I knew it was time to say goodbye.
Two months earlier, COVID-19 hit my family hard. My great-grandparents, my great-aunt and uncle, and my grandmother, and my mom and I all contracted it.
My great-grandfather and great-uncle were both hospitalized. A week later, my grandmother Stephanie Mae Price, 59, was rushed to the hospital with trouble breathing.
I broke down and sobbed uncontrollably when I got the news. Not being able to be there by her side, or even just waiting in the hospital because of the COVID-19 rules, was excruciating.
Before contracting the virus, my Hamilton-born grandma didn’t believe it was as bad as it was presented. She thought if she got it, she would overcome it, which might’ve proved true if she had got her vaccine in time. She had been scheduled to get it on the last day of May.
She was given oxygen for the first couple of days she was in the hospital. She slept a lot, so there wasn’t much communication. Then one day I received a message from her, and relief filled my body.
Most of our texts would be me asking how she was doing that day, or her cracking jokes and being her bubbly self.
My great-aunt, Jenny, her sister, received updates twice a day on how she was doing. Everything seemed to be going alright until we were told that she would need to be intubated, which she refused at first until we all convinced her that everything would be fine.
After the intubation, her health seemed to rollercoaster. Some days, she would be stable. On others, we were told to prepare for the worst. She had to be put onto dialysis for kidney failure, which came as a shock to all of us because we were unaware of any kidney issues she may have had.
It got to the point where she could only communicate with us by raising her eyebrows. The more she agreed with what we were saying the higher she would raise them.
The morning my mother called me, I just cried on the train ride to the hospital.
It was time to say goodbye to my grandmother, my best friend, and I didn’t want to face the reality of it.
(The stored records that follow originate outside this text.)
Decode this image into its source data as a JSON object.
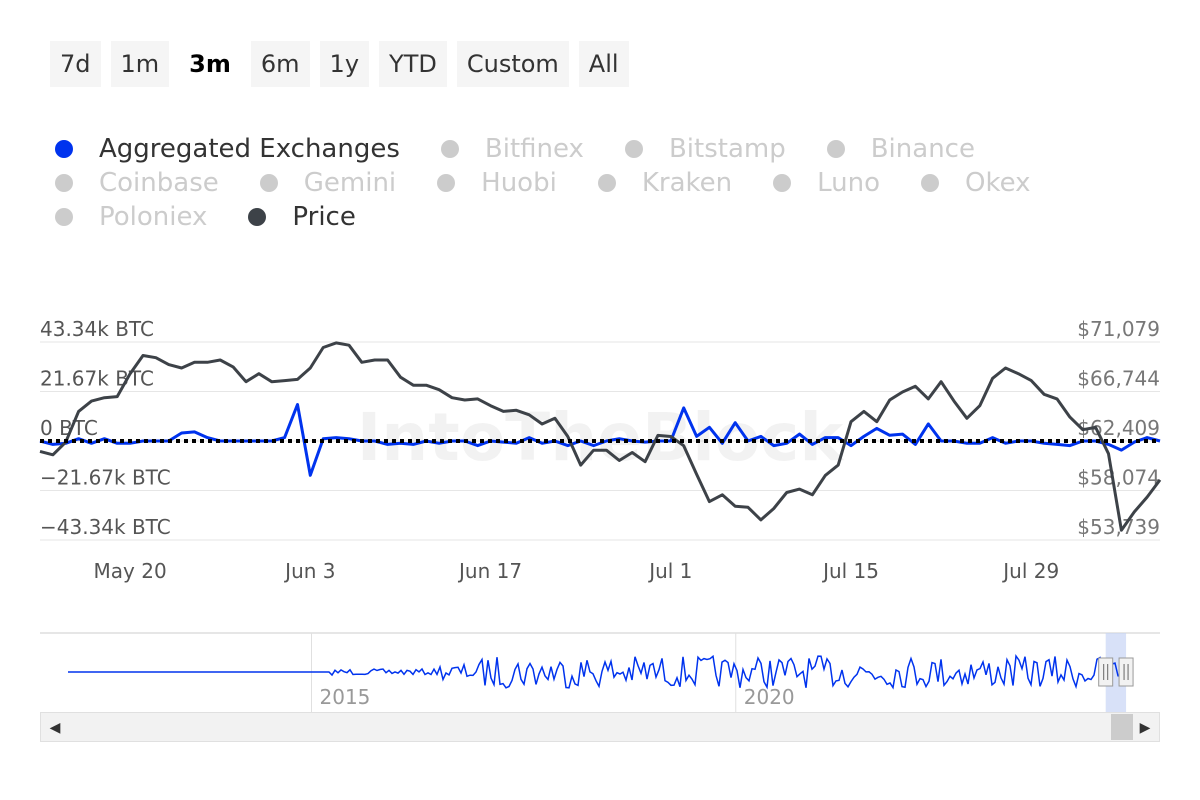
{
  "range_buttons": [
    {
      "label": "7d",
      "active": false
    },
    {
      "label": "1m",
      "active": false
    },
    {
      "label": "3m",
      "active": true
    },
    {
      "label": "6m",
      "active": false
    },
    {
      "label": "1y",
      "active": false
    },
    {
      "label": "YTD",
      "active": false
    },
    {
      "label": "Custom",
      "active": false
    },
    {
      "label": "All",
      "active": false
    }
  ],
  "legend": [
    [
      {
        "label": "Aggregated Exchanges",
        "color": "#0033ee",
        "visible": true
      },
      {
        "label": "Bitfinex",
        "color": "#cccccc",
        "visible": false
      },
      {
        "label": "Bitstamp",
        "color": "#cccccc",
        "visible": false
      },
      {
        "label": "Binance",
        "color": "#cccccc",
        "visible": false
      }
    ],
    [
      {
        "label": "Coinbase",
        "color": "#cccccc",
        "visible": false
      },
      {
        "label": "Gemini",
        "color": "#cccccc",
        "visible": false
      },
      {
        "label": "Huobi",
        "color": "#cccccc",
        "visible": false
      },
      {
        "label": "Kraken",
        "color": "#cccccc",
        "visible": false
      },
      {
        "label": "Luno",
        "color": "#cccccc",
        "visible": false
      },
      {
        "label": "Okex",
        "color": "#cccccc",
        "visible": false
      }
    ],
    [
      {
        "label": "Poloniex",
        "color": "#cccccc",
        "visible": false
      },
      {
        "label": "Price",
        "color": "#3d4248",
        "visible": true
      }
    ]
  ],
  "watermark": "IntoTheBlock",
  "chart_data": {
    "type": "line",
    "x_range": [
      "2024-05-13",
      "2024-08-08"
    ],
    "x_ticks": [
      {
        "date": "2024-05-20",
        "label": "May 20"
      },
      {
        "date": "2024-06-03",
        "label": "Jun 3"
      },
      {
        "date": "2024-06-17",
        "label": "Jun 17"
      },
      {
        "date": "2024-07-01",
        "label": "Jul 1"
      },
      {
        "date": "2024-07-15",
        "label": "Jul 15"
      },
      {
        "date": "2024-07-29",
        "label": "Jul 29"
      }
    ],
    "y_left": {
      "min": -43340,
      "max": 43340,
      "ticks": [
        43340,
        21670,
        0,
        -21670,
        -43340
      ],
      "tick_labels": [
        "43.34k BTC",
        "21.67k BTC",
        "0 BTC",
        "−21.67k BTC",
        "−43.34k BTC"
      ]
    },
    "y_right": {
      "min": 53739,
      "max": 71079,
      "ticks": [
        71079,
        66744,
        62409,
        58074,
        53739
      ],
      "tick_labels": [
        "$71,079",
        "$66,744",
        "$62,409",
        "$58,074",
        "$53,739"
      ]
    },
    "zero_line": "dotted",
    "series": [
      {
        "name": "Aggregated Exchanges",
        "axis": "left",
        "color": "#0033ee",
        "x": [
          "2024-05-13",
          "2024-05-14",
          "2024-05-15",
          "2024-05-16",
          "2024-05-17",
          "2024-05-18",
          "2024-05-19",
          "2024-05-20",
          "2024-05-21",
          "2024-05-22",
          "2024-05-23",
          "2024-05-24",
          "2024-05-25",
          "2024-05-26",
          "2024-05-27",
          "2024-05-28",
          "2024-05-29",
          "2024-05-30",
          "2024-05-31",
          "2024-06-01",
          "2024-06-02",
          "2024-06-03",
          "2024-06-04",
          "2024-06-05",
          "2024-06-06",
          "2024-06-07",
          "2024-06-08",
          "2024-06-09",
          "2024-06-10",
          "2024-06-11",
          "2024-06-12",
          "2024-06-13",
          "2024-06-14",
          "2024-06-15",
          "2024-06-16",
          "2024-06-17",
          "2024-06-18",
          "2024-06-19",
          "2024-06-20",
          "2024-06-21",
          "2024-06-22",
          "2024-06-23",
          "2024-06-24",
          "2024-06-25",
          "2024-06-26",
          "2024-06-27",
          "2024-06-28",
          "2024-06-29",
          "2024-06-30",
          "2024-07-01",
          "2024-07-02",
          "2024-07-03",
          "2024-07-04",
          "2024-07-05",
          "2024-07-06",
          "2024-07-07",
          "2024-07-08",
          "2024-07-09",
          "2024-07-10",
          "2024-07-11",
          "2024-07-12",
          "2024-07-13",
          "2024-07-14",
          "2024-07-15",
          "2024-07-16",
          "2024-07-17",
          "2024-07-18",
          "2024-07-19",
          "2024-07-20",
          "2024-07-21",
          "2024-07-22",
          "2024-07-23",
          "2024-07-24",
          "2024-07-25",
          "2024-07-26",
          "2024-07-27",
          "2024-07-28",
          "2024-07-29",
          "2024-07-30",
          "2024-07-31",
          "2024-08-01",
          "2024-08-02",
          "2024-08-03",
          "2024-08-04",
          "2024-08-05",
          "2024-08-06",
          "2024-08-07",
          "2024-08-08"
        ],
        "y": [
          0,
          -1500,
          -1000,
          1000,
          -1000,
          1000,
          -1000,
          -1000,
          0,
          0,
          0,
          3500,
          4000,
          1500,
          0,
          0,
          0,
          0,
          0,
          1500,
          16000,
          -15000,
          1000,
          1500,
          1000,
          0,
          0,
          -1500,
          -1000,
          -1500,
          0,
          -1000,
          0,
          0,
          -2000,
          0,
          -500,
          -1000,
          1500,
          -1000,
          0,
          -2000,
          0,
          -2000,
          0,
          1000,
          0,
          -500,
          0,
          0,
          14500,
          2000,
          6000,
          -1000,
          8000,
          0,
          2000,
          -2000,
          -1000,
          3000,
          -1500,
          1500,
          1500,
          -2000,
          2000,
          5500,
          2500,
          3000,
          -1500,
          7500,
          0,
          0,
          -1000,
          -1000,
          1500,
          -1000,
          0,
          0,
          -1000,
          -1500,
          -2000,
          0,
          0,
          -1500,
          -4000,
          -500,
          1500,
          0
        ]
      },
      {
        "name": "Price",
        "axis": "right",
        "color": "#3d4248",
        "x": [
          "2024-05-13",
          "2024-05-14",
          "2024-05-15",
          "2024-05-16",
          "2024-05-17",
          "2024-05-18",
          "2024-05-19",
          "2024-05-20",
          "2024-05-21",
          "2024-05-22",
          "2024-05-23",
          "2024-05-24",
          "2024-05-25",
          "2024-05-26",
          "2024-05-27",
          "2024-05-28",
          "2024-05-29",
          "2024-05-30",
          "2024-05-31",
          "2024-06-01",
          "2024-06-02",
          "2024-06-03",
          "2024-06-04",
          "2024-06-05",
          "2024-06-06",
          "2024-06-07",
          "2024-06-08",
          "2024-06-09",
          "2024-06-10",
          "2024-06-11",
          "2024-06-12",
          "2024-06-13",
          "2024-06-14",
          "2024-06-15",
          "2024-06-16",
          "2024-06-17",
          "2024-06-18",
          "2024-06-19",
          "2024-06-20",
          "2024-06-21",
          "2024-06-22",
          "2024-06-23",
          "2024-06-24",
          "2024-06-25",
          "2024-06-26",
          "2024-06-27",
          "2024-06-28",
          "2024-06-29",
          "2024-06-30",
          "2024-07-01",
          "2024-07-02",
          "2024-07-03",
          "2024-07-04",
          "2024-07-05",
          "2024-07-06",
          "2024-07-07",
          "2024-07-08",
          "2024-07-09",
          "2024-07-10",
          "2024-07-11",
          "2024-07-12",
          "2024-07-13",
          "2024-07-14",
          "2024-07-15",
          "2024-07-16",
          "2024-07-17",
          "2024-07-18",
          "2024-07-19",
          "2024-07-20",
          "2024-07-21",
          "2024-07-22",
          "2024-07-23",
          "2024-07-24",
          "2024-07-25",
          "2024-07-26",
          "2024-07-27",
          "2024-07-28",
          "2024-07-29",
          "2024-07-30",
          "2024-07-31",
          "2024-08-01",
          "2024-08-02",
          "2024-08-03",
          "2024-08-04",
          "2024-08-05",
          "2024-08-06",
          "2024-08-07",
          "2024-08-08"
        ],
        "y": [
          61500,
          61200,
          62300,
          65000,
          65900,
          66200,
          66300,
          68300,
          69900,
          69700,
          69100,
          68800,
          69300,
          69300,
          69500,
          68900,
          67600,
          68300,
          67600,
          67700,
          67800,
          68800,
          70600,
          71000,
          70800,
          69300,
          69500,
          69500,
          68000,
          67300,
          67300,
          66900,
          66200,
          66000,
          66100,
          65500,
          65000,
          65100,
          64700,
          63900,
          64400,
          62800,
          60300,
          61600,
          61600,
          60700,
          61400,
          60600,
          62900,
          62800,
          62000,
          59500,
          57100,
          57700,
          56700,
          56600,
          55500,
          56500,
          57900,
          58200,
          57700,
          59400,
          60300,
          64100,
          65000,
          64100,
          66000,
          66700,
          67200,
          66100,
          67600,
          65900,
          64400,
          65500,
          67900,
          68800,
          68300,
          67700,
          66500,
          66100,
          64500,
          63400,
          63600,
          61300,
          54600,
          56200,
          57500,
          59000
        ]
      }
    ],
    "navigator": {
      "x_ticks": [
        {
          "year": 2015,
          "label": "2015"
        },
        {
          "year": 2020,
          "label": "2020"
        }
      ],
      "x_range_years": [
        2011.8,
        2025.0
      ],
      "selected_range_years": [
        2024.36,
        2024.6
      ]
    }
  }
}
I went into the ICU and couldn’t bear to see her in that state.
All her siblings, children, and grandchildren were there to say goodbye to our most beloved family member. Standing around her bed as Ray Charles played, watching as she took her last breath, was one of the hardest moments I’ve faced in my life.
I held my great-grandmother as she watched her firstborn child succumb to the effects that COVID-19 caused.
“Stephanie! Come on! Wake up!” were the last words my great-grandmother said to her daughter as she slipped away.
“Wally, our baby girl is gone!” she wailed as she hugged my great-grandfather.
My grandmother and I had so many trips we planned to take, so many fun things we wanted to do together.
I know that when I do them, she’ll be right beside me, always.